LPA – En quoi consisterait cette procédure collaborative ?
S. N. – Actuellement, l’avocat est le porte-parole de son client. Dans le cadre d’une procédure collaborative, l’avocat construirait avec son confrère défendant la partie adverse un projet de résolution du litige, que les deux parties présenteraient ensuite au juge. Dans le cas où les deux parties seraient parvenues à tomber d’accord sur tous les points, il suffirait de faire homologuer cet accord par un juge. Sinon, le juge interviendrait pour trancher les points restés litigieux. Dans les faits, cela se passe parfois déjà comme cela : il est courant que les avocats arrivent à l’audience en disant au juge qu’ils se sont mis d’accord sur un certain nombre de points. Il faut renforcer cette dynamique. Je trouve personnellement un peu étonnant que l’on demande à des magistrats, formés pendant 31 mois à l’ENM, de statuer sur des questions de pension alimentaire. Pour ce genre de questions, on doit pouvoir passer par la médiation ou par une procédure collaborative.

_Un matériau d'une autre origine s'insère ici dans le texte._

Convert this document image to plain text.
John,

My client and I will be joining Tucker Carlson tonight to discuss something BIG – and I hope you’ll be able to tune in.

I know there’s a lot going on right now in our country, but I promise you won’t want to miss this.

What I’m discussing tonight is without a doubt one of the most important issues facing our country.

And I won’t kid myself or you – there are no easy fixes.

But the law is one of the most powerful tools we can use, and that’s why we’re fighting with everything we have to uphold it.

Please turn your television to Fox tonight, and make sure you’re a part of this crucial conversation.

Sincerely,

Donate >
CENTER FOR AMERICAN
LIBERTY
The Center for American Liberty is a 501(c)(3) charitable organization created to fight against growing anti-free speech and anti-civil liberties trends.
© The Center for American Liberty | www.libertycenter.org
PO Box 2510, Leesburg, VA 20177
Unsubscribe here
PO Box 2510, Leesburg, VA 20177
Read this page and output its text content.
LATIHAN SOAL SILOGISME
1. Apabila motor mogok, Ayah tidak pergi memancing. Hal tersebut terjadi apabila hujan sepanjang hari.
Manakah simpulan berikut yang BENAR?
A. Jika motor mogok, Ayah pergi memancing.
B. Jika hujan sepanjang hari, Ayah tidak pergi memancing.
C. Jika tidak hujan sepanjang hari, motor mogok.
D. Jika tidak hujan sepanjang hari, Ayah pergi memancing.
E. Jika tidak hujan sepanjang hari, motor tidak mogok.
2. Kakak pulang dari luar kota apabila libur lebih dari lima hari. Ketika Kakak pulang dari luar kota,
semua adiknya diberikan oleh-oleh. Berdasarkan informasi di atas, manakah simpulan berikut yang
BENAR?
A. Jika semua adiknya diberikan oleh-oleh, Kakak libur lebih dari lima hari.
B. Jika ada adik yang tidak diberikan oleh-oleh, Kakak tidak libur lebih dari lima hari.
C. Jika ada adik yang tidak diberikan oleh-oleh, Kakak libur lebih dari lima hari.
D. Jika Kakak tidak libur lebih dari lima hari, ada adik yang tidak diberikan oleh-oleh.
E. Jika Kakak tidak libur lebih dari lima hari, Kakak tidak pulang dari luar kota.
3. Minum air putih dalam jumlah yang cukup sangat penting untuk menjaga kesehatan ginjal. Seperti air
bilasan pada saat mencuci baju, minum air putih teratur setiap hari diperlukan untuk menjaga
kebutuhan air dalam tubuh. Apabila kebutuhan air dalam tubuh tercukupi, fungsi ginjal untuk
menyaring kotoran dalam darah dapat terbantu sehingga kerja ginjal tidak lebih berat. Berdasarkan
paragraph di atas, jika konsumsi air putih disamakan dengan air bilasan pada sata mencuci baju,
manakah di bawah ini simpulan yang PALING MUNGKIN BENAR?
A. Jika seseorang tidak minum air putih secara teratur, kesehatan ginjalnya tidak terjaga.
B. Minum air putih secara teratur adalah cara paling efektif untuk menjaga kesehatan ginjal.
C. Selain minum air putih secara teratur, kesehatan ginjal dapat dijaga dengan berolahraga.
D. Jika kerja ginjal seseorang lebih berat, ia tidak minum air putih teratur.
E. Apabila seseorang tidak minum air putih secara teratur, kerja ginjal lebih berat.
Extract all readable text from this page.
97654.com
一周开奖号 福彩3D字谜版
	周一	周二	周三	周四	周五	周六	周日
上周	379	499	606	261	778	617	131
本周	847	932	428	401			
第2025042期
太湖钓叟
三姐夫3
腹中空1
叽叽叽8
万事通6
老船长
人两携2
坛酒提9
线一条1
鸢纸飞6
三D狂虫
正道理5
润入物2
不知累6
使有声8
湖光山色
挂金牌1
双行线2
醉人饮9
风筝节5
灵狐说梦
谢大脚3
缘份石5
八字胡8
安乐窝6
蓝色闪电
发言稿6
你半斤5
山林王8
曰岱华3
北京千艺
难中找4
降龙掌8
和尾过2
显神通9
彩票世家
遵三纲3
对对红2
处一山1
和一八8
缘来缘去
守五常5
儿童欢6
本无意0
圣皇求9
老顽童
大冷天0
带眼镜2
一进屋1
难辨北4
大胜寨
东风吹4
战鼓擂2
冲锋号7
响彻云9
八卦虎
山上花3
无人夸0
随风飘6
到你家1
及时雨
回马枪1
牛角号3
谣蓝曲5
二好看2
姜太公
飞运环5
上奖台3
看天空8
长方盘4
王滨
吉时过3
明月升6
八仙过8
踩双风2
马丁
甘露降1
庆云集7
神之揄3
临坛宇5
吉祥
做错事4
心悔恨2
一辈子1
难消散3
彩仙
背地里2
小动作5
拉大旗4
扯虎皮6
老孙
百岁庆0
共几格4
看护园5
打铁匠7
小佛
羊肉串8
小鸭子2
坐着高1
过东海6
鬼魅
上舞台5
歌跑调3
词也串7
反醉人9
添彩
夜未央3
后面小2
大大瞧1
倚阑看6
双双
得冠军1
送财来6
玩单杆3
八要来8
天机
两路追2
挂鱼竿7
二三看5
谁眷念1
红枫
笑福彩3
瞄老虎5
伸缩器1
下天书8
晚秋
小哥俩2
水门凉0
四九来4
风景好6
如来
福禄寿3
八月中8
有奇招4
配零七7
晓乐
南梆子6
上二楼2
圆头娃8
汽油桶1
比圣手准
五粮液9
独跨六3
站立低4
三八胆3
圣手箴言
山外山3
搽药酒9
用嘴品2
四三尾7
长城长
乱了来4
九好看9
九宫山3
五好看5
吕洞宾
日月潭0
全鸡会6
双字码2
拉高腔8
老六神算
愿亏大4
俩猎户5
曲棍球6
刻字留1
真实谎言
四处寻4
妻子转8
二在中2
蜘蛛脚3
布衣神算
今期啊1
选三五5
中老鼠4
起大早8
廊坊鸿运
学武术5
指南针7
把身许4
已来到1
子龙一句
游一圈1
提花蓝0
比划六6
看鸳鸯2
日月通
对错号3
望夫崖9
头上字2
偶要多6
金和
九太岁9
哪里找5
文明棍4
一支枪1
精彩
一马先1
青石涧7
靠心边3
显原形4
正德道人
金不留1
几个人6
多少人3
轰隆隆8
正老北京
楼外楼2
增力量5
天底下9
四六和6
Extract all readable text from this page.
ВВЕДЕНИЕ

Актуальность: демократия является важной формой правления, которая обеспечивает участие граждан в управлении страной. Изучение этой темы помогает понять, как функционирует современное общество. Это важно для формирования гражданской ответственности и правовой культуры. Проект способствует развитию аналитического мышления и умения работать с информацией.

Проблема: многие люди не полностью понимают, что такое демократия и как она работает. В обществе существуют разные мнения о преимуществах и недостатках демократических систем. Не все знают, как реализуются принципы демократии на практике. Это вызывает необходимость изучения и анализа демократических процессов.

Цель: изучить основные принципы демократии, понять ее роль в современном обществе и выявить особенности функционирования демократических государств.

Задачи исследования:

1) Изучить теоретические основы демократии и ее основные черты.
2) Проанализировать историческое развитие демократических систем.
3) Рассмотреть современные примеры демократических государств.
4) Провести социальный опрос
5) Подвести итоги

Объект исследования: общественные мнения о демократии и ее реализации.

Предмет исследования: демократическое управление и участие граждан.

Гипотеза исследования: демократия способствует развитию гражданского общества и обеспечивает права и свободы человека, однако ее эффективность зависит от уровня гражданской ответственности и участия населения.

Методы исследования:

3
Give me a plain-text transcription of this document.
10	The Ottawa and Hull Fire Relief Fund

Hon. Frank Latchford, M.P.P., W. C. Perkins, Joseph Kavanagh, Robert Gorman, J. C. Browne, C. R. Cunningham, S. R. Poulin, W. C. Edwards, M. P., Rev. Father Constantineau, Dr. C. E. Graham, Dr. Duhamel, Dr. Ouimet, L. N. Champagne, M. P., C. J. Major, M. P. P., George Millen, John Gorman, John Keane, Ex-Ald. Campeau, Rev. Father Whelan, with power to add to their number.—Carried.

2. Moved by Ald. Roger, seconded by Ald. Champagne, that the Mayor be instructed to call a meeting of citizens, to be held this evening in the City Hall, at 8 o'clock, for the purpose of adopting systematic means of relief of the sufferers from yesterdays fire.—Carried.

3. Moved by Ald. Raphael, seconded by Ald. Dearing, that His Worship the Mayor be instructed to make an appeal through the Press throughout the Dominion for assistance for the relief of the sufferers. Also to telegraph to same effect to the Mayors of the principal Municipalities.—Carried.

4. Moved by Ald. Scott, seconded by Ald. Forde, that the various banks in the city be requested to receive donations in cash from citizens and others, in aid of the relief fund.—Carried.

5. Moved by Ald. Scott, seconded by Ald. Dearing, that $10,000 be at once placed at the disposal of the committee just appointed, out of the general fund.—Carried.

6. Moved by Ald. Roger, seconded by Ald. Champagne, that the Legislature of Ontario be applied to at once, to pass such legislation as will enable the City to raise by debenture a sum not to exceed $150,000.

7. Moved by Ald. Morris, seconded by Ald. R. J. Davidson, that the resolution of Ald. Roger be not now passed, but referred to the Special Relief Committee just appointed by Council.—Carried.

LPA – Qu’en est-il du service de l’aide juridictionnelle qui était dans un état très critique ?
S. N. – Nous avons en peu de temps amélioré le bureau d’aide juridictionnelle. Lorsque je suis arrivé, il y avait 5 000 procédures en attente. Moins de deux ans plus tard, il n’y a plus de stock, et le traitement des demandes est compris entre 4 et 6 semaines, ce qui est très raisonnable. Pour remettre le service à flot, nous avons tout d’abord procédé à un état des lieux de son organisation et analysé les méthodes de travail. Nous avons réalisé qu’il y avait une grande déperdition d’énergie. Par exemple, un agent regardait le dossier, et commençait donc à l’instruire, puis le mettait de côté pour qu’il soit traité plus tard. Les bureaux étaient aussi trop accessibles, il n’y avait pas de permanence téléphonique. Les gens passaient et dérangeaient sans cesse le travail du greffe. Avec les avocats, nous avons donc amélioré la réception du public dans les accueils. Nous les avons également enjoints de présenter des dossiers complets pour ne pas perdre de temps à leur demander les pièces manquantes.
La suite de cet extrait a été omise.